To quantify this effect, CPI performed two simulations. In the first scenario, it was assumed that the annual number of fines in each municipality from 2007 through 2011 was equal to that observed in 2003, the year before the PPCDAm program was launched. This allowed CPI to compare the rates of deforestation in the absence of PPCDAm with what was actually observed which reflects the PPCDAm program. This simulation suggests that without PPCDAm, the Amazon would have lost over 101,000 sq km to illegal deforestation from 2007 through 2011. The actual deforestation observed during this period was 41,500 sq km. This suggest that the PPCDAm policies conserved 59,500 sq km of the Amazon forest.
In the second simulation, CPI assumed a scenario where there was no monitoring and enforcement in other words no fines were applied in all Amazon municipalities from 2007 through 2011. It is concluded that in the absence of any monitoring and law enforcement, over 164,200 sq km of forest would have been deforested between 2007 through 2011 and that monitoring and enforcement saved more than 122,700 sq km of the Amazon.

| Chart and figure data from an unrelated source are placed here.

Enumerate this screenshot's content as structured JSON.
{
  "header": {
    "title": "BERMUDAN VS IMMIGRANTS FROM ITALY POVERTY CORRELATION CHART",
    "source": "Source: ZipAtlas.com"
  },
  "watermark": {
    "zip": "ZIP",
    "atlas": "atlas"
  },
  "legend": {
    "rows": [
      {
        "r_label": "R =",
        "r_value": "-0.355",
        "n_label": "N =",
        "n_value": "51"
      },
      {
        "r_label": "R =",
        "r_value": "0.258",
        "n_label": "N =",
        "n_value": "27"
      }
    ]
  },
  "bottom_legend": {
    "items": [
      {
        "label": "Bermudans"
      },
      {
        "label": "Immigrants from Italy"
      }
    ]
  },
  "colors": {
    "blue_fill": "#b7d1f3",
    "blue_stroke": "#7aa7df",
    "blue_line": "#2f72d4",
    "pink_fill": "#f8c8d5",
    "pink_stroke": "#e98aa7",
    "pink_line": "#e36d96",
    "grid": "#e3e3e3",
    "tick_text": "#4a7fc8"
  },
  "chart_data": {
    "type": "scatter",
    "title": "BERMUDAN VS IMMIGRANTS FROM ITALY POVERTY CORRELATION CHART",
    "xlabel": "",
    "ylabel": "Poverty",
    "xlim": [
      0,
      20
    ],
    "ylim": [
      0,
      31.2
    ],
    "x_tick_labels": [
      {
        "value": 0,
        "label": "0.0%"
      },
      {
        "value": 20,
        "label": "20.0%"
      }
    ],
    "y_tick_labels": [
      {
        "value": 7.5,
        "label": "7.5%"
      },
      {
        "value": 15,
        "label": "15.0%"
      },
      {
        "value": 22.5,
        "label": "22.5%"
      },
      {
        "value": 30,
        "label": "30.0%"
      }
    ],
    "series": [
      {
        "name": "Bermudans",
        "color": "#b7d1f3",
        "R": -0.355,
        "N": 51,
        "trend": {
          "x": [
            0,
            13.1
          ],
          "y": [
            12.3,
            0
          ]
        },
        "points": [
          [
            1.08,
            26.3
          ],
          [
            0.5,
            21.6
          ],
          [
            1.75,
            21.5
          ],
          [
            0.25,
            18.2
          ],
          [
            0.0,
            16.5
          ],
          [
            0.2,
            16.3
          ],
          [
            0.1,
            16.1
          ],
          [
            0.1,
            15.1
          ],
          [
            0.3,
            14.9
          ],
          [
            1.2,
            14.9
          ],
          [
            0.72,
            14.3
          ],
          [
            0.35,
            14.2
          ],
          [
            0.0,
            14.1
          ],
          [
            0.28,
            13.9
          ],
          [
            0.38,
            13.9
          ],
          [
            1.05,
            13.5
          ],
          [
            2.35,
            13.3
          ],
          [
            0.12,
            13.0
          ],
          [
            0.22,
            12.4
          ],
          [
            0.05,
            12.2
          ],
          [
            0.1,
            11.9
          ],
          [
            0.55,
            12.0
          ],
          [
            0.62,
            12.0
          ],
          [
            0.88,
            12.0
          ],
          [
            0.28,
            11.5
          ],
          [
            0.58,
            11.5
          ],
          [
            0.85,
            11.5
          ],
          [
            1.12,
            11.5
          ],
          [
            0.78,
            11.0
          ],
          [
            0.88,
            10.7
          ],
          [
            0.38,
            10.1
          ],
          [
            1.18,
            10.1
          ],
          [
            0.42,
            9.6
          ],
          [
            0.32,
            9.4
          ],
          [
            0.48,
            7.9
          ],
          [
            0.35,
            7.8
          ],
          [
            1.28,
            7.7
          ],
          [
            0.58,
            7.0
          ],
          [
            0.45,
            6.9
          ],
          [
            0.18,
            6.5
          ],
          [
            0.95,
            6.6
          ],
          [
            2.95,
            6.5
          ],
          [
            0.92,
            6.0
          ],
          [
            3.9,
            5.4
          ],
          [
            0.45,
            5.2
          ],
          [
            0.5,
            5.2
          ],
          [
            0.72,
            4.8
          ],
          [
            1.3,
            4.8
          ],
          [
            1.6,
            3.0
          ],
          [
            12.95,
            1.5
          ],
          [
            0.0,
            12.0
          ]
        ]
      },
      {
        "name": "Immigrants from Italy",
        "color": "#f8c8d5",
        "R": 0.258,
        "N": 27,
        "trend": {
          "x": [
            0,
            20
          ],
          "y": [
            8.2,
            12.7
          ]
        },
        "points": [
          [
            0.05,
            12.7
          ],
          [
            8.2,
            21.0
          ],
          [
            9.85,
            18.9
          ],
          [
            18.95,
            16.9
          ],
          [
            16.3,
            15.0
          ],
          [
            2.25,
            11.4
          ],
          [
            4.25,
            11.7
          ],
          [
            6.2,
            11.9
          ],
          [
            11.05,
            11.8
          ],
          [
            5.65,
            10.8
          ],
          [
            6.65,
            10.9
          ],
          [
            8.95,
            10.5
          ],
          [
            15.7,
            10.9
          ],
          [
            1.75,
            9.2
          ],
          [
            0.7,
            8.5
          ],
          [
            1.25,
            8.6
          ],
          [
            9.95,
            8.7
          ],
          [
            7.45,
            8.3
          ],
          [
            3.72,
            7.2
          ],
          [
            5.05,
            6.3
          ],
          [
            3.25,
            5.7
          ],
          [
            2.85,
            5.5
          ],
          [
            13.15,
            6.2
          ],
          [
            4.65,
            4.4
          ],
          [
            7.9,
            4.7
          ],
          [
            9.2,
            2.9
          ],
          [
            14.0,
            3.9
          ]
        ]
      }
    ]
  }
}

CPI makes the case that the adoption of a satellite-based system for real-time monitoring of deforestation and effective targeting of law enforcement activities reduced deforestation in the Brazilian Amazon. The sheer magnitude of the forest area that was preserved indicates that the relative impact of DETER-based monitoring and law enforcement was far greater than that of other conservation policies implemented under the PPCDAm framework.
CPI also concluded that the policy change had no effect on agricultural production supporting the conclusion that both preservation and economic growth can happen simultaneously.